J’ai commencé à me passionner pour l’art contemporain lorsque je travaillais pour une maison de négoce de vins exclusivement tournée vers l’exportation. À l’époque, je voyageais beaucoup, notamment aux États-Unis, et je prenais le temps de découvrir, durant le week-end, les villes, leurs musées et leurs galeries. Mais j’ai paradoxalement découvert qu’à Bordeaux, notre Musée d’art contemporain, le CAPC, exposait les mêmes artistes qu’à New York et que le Frac (Fonds régional d’art contemporain, NDLR) possédait aussi une belle collection. Cela a été comme une révélation. J’ai alors beaucoup fréquenté les vernissages du musée puis les galeries qui se sont installées dans son sillage… Et puis, naturellement, j’ai commencé à acheter mes premières pièces : Les Chambres d’Amour de Bernard Faucon, un Mégalithe de Loïc Le Groumellec… Au fil des années, j’ai pu faire l’acquisition d’oeuvres plus importantes : de Christian Boltanski, de Keith Haring, de Carl Andre ou encore d’Alessandro Mendini. Je me passionne aussi pour le design, un art à la démarche moins revendicatrice, mais tout aussi magistral. Je pense en particulier à Ron Arad, Alessandro Mendini, les frères Bouroullec…
Vous est-il arrivé de revendre certaines de vos pièces ?
Non, je ne me suis jamais séparé d’aucune d’entre elles et j’en suis très fier. Je peux les voir tous les jours et il m’arrive encore d’être ému, même bouleversé, lorsque je les admire. Les oeuvres vous habitent. Il vous arrive de les oublier puis de les redécouvrir. Surtout, chacun peut se les approprier et les interpréter. J’ai fait, par exemple, l’acquisition il y a quelques années d’une sculpture de l’artiste japonais Masahide Otani qui représente un large morceau de tissu tenu par une main. L’artiste l’a réalisée en songeant à ses parents marchands de textile. De mon côté, j’y vois plutôt la main d’un torero tenant sa cape !
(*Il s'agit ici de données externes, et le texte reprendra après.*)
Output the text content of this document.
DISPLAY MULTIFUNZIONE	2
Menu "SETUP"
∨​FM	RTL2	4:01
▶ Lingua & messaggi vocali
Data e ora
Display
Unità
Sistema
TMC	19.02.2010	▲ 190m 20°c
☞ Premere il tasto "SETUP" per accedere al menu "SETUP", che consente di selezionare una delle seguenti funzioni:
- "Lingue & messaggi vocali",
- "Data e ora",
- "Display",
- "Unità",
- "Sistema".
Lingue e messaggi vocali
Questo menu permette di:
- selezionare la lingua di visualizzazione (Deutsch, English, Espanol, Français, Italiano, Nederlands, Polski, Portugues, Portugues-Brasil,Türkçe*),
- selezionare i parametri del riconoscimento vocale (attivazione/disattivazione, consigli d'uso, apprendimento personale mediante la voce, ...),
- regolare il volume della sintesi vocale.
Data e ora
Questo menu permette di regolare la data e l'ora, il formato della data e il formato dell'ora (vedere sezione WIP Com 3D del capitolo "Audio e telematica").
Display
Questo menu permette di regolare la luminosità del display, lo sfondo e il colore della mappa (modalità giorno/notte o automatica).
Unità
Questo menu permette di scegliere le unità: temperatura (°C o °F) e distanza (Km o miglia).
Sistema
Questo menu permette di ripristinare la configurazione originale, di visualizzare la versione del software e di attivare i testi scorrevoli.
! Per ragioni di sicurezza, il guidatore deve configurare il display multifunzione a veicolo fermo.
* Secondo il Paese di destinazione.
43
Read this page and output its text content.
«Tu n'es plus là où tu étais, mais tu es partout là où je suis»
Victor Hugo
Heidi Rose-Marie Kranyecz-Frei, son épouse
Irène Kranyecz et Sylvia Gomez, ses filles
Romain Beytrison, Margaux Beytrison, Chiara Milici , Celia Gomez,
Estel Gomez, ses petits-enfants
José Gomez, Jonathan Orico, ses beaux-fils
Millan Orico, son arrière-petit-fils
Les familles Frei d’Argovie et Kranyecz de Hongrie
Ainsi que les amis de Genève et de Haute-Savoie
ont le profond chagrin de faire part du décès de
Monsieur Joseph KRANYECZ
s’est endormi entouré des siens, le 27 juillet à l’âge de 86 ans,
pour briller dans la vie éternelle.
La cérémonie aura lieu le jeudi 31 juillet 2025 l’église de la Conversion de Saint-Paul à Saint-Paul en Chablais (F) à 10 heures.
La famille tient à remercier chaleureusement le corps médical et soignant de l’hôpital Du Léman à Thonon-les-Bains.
L’art vous accompagne chez vous et dans votre vie professionnelle. Comment parvenez-vous à associer l’art et le vin ?
J’ai eu l’honneur de collaborer avec de grands artistes pour mettre en valeur notre patrimoine. J’ai fait notamment appel à Andrée Putman il y a plusieurs années lorsque je dirigeais la marque d’apéritif Lillet, et Jade Jagger, la célèbre styliste et fille de Mick Jagger, a créé un habillage pour une édition limitée de notre cuvée La Croix Ducru-Beaucaillou. Dernièrement, Sarah Poniatowski a redécoré les intérieurs de notre bâtisse historique.
Selon vous, qu’est-ce qui unit un collectionneur d’art et un amateur de grands vins ?
Leur objectif est identique : ils sont tous les deux à la recherche de l’absolu…
Que recommandez-vous à ceux qui veulent débuter une collection ?
Ils doivent avant tout se faire plaisir et privilégier leur instinct. Et éviter de penser au potentiel de valorisation de leurs oeuvres. Ce n’est jamais la bonne démarche. Cela casse la magie. Un particulier ne peut pas réfléchir comme un collectionneur public ou un professionnel.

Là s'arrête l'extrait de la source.